La rutina no acabó con lo que sentían. Sabían negociar, ceder, cuidarse. Juntos preparaban cenas, veían películas antiguas, paseaban por Madrid al anochecer y hacían planes para el fin de semana, el verano, la vida. Los amigos ya les llamaban marido y mujer. Todos esperaban que dieran el siguiente paso. Pero el paso nunca llegaba.
El primer año, Inés no apresuró las cosas. Estaba segura de que Javier lo propondría cuando fuera el momento. Pero pasó el segundo, luego el tercero, y nada cambiaba. Empezó a inquietarse. Le dolía especialmente ver cómo una tras otra, sus amigas se casaban, subían fotos del registro civil con frases como “Ahora somos familia”. Y ella ni siquiera tenía un anillo. Ni una pista. Ni una conversación.
Entonces llegó la desgracia: la madre de Javier enfermó gravemente. Toda la energía de la familia se centró en tratamientos, pruebas, visitas a médicos y farmacias. Las charlas sobre bodas pasaron a un segundo plano, e Inés lo entendió. Apoyó en silencio, sin presionar. Cuando su suegra mejoró, respiró aliviada: ahora podrían retomar sus planes. Pero Javier parecía seguir en modo “no es el momento”. El tema del matrimonio se esfumó.
Inés siguió esperando. Hasta que un día dijo: basta. No quería ser solo la compañera cómoda. Quería ser su esposa. Quería una familia, hijos, un hogar. Y, al fin, seguridad.
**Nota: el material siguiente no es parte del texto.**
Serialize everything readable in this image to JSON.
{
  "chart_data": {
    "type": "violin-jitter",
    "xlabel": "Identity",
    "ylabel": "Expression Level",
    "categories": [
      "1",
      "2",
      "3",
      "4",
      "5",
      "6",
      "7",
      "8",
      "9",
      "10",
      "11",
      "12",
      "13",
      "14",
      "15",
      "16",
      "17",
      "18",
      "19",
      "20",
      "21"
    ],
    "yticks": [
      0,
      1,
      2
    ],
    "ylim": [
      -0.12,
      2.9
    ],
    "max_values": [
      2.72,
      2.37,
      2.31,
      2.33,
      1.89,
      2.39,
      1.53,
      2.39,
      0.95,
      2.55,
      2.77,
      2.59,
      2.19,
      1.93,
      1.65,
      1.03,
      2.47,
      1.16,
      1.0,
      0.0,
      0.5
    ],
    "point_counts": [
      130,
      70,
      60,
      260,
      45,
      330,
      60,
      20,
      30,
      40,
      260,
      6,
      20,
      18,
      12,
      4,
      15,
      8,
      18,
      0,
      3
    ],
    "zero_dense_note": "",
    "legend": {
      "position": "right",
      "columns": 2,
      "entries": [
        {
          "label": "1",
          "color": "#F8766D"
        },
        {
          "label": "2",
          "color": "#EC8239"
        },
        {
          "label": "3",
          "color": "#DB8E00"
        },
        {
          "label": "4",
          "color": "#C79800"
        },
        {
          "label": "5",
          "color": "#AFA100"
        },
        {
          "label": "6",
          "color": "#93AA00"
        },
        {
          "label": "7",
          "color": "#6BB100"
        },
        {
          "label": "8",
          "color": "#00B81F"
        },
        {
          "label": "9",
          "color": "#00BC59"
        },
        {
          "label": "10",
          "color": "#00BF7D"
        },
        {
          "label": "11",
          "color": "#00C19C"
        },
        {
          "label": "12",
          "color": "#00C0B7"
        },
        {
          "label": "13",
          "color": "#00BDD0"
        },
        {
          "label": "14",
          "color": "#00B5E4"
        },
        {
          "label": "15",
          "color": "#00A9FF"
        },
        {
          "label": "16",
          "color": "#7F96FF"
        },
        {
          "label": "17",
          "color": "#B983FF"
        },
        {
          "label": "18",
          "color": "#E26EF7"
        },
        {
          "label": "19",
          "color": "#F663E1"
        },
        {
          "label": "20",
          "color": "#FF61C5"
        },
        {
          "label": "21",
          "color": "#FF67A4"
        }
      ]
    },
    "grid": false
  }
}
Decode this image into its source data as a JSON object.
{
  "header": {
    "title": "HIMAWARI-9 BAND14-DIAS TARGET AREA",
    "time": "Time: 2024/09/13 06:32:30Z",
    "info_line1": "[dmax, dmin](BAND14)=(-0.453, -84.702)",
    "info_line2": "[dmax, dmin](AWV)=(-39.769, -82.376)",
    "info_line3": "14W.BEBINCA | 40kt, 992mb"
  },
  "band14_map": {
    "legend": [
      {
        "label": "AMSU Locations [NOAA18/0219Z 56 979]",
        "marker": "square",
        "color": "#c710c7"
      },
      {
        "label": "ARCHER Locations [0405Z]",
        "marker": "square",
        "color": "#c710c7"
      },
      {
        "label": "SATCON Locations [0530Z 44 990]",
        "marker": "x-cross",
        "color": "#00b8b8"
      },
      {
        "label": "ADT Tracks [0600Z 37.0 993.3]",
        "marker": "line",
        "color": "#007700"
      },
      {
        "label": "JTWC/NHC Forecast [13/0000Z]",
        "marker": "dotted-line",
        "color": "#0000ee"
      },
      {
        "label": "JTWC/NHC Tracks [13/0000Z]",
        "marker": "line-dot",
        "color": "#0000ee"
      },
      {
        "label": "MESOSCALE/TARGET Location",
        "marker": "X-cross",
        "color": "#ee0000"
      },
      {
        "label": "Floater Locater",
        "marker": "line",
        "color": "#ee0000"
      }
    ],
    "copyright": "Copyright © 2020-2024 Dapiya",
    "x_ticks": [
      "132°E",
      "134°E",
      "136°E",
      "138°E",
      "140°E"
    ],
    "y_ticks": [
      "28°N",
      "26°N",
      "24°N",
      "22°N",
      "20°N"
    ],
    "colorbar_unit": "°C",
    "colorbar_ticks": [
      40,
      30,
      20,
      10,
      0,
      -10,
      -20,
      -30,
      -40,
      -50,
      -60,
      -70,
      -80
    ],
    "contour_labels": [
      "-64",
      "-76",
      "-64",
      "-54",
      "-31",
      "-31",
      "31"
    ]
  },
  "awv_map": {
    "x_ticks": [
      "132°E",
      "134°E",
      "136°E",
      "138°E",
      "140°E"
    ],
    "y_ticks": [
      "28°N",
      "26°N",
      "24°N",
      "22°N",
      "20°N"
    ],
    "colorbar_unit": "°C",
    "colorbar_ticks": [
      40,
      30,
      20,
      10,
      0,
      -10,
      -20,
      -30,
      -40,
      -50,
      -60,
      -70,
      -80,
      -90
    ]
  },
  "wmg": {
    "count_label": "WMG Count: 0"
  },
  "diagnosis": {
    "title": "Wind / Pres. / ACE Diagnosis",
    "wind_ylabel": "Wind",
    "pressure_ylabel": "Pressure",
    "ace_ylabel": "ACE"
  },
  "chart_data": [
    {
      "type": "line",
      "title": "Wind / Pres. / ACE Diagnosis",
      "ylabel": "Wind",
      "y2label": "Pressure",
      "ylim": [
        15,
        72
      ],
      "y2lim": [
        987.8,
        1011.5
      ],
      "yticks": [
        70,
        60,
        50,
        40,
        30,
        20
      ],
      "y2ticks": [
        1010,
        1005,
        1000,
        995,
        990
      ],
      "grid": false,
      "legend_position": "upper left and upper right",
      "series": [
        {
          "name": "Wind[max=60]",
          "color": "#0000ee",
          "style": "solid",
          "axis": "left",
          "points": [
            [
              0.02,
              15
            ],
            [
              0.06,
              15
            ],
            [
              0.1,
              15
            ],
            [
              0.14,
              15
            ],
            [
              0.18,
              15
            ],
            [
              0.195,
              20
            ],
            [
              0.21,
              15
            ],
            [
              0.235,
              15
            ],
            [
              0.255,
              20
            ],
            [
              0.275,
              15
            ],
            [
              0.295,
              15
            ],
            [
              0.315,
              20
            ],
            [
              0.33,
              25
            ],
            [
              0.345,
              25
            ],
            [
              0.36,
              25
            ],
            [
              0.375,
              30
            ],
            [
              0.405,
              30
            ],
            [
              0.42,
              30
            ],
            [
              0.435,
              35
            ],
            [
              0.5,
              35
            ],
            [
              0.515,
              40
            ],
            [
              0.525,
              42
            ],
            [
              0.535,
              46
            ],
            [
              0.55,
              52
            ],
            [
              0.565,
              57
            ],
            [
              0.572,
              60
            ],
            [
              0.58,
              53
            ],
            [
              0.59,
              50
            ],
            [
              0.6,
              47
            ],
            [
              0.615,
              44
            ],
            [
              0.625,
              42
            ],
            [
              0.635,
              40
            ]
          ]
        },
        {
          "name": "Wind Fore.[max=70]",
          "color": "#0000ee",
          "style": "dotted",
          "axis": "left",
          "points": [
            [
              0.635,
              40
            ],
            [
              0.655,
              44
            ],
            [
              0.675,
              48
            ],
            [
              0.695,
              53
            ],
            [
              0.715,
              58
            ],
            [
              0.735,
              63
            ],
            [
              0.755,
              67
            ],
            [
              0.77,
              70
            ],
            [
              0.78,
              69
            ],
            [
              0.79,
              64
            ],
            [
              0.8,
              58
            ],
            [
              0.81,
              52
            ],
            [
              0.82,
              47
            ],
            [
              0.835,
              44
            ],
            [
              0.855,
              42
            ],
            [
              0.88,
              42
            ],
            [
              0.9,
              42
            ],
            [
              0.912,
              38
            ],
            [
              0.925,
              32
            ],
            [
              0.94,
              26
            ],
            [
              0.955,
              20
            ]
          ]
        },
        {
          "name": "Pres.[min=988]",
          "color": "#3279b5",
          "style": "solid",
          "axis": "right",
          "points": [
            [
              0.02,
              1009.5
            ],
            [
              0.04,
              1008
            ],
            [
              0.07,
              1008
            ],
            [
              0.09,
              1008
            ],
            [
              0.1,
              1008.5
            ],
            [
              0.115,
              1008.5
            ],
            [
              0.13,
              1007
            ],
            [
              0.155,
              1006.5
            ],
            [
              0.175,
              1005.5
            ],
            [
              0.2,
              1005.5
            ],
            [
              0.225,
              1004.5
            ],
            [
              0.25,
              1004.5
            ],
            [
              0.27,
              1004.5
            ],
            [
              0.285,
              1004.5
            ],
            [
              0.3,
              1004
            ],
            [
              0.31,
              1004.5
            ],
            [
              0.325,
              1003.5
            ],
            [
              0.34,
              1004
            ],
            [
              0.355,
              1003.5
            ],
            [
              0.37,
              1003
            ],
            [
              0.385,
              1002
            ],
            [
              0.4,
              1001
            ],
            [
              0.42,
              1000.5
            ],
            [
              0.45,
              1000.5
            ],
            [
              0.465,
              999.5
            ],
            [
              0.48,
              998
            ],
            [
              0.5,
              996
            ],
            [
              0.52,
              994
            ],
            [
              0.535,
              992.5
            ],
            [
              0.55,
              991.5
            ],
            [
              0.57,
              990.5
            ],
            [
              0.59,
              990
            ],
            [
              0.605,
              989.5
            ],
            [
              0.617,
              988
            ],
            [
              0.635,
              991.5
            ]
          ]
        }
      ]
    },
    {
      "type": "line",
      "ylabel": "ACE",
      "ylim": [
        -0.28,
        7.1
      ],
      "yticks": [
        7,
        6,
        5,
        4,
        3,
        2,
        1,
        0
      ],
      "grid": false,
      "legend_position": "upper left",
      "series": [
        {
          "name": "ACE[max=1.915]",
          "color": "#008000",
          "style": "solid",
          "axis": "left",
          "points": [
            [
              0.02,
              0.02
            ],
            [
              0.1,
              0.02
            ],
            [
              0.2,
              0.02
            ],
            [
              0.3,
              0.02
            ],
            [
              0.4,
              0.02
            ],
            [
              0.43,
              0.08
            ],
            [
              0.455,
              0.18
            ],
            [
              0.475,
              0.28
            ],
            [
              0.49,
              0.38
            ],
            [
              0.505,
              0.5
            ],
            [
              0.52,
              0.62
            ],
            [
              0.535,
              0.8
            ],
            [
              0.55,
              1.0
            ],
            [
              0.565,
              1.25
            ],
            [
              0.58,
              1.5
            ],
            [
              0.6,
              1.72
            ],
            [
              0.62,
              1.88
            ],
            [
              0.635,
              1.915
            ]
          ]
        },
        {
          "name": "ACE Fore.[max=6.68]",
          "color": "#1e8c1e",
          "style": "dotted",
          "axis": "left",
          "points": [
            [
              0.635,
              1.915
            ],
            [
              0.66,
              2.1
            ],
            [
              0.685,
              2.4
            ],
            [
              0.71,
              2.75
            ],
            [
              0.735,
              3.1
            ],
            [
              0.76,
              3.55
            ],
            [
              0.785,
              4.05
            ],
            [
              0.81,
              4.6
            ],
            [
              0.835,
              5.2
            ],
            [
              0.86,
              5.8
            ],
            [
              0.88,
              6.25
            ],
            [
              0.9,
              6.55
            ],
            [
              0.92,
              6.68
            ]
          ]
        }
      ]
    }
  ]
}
Porque hasta una hipoteca da miedo si legalmente no eres nadie. Así que tomó una decisión.
Compró el anillo ella misma. Reservó una mesa en su restaurante favorito. Escogió una fecha con significado: el día en que se dijeron “te quiero” por primera vez. Javier, al ver la cajita, se quedó bloqueado, balbuceó excusas: que él lo iba a hacer, que no había tenido tiempo. Pero al final, dijo “sí”. Sin pasión, sin brillo en los ojos, pero lo dijo.
Sus amigas se quedaron de piedra. Unas admiraron su valentía; otras se llevaban las manos a la cabeza, diciendo que se había puesto en una situación ridícula. Pero ella solo sintió alivio. Porque dentro, todo estaba más claro.
Inés dejó de esperar a que otros decidieran por ella. Tomó las riendas. Presentó la solicitud online, fijó la fecha, buscó vestido, reservó el restaurante, contrató al fotógrafo. Javier colaboró en los preparativos, sin entusiasmo, pero lo hizo: probó menús, alquiló el coche, ayudó a elegir las alianzas. Todo seguía su curso.
A veces nota las miradas de sus amigas. Las casadas, con pena: “Ojalá no te arrepientas”. Las solteras, con envidia: “Qué huevos”. Pero ella sigue adelante. Porque estaba harta de vivir en la incertidumbre. Porque merece felicidad. Porque ama, y cree que no es en vano.
Tal vez no siguió el guion. Tal vez algunos digan: “Una mujer no debe dar el primer paso”. Pero quizá, si más mujeres dejaran de esperar a que el destino actuara, habría más familias felices.
¿Hizo lo correcto? Quizá. ¿Pareció ridículo? No. Pareció el acto de una mujer adulta, con el valor suficiente para no temer tomar las riendas de su vida.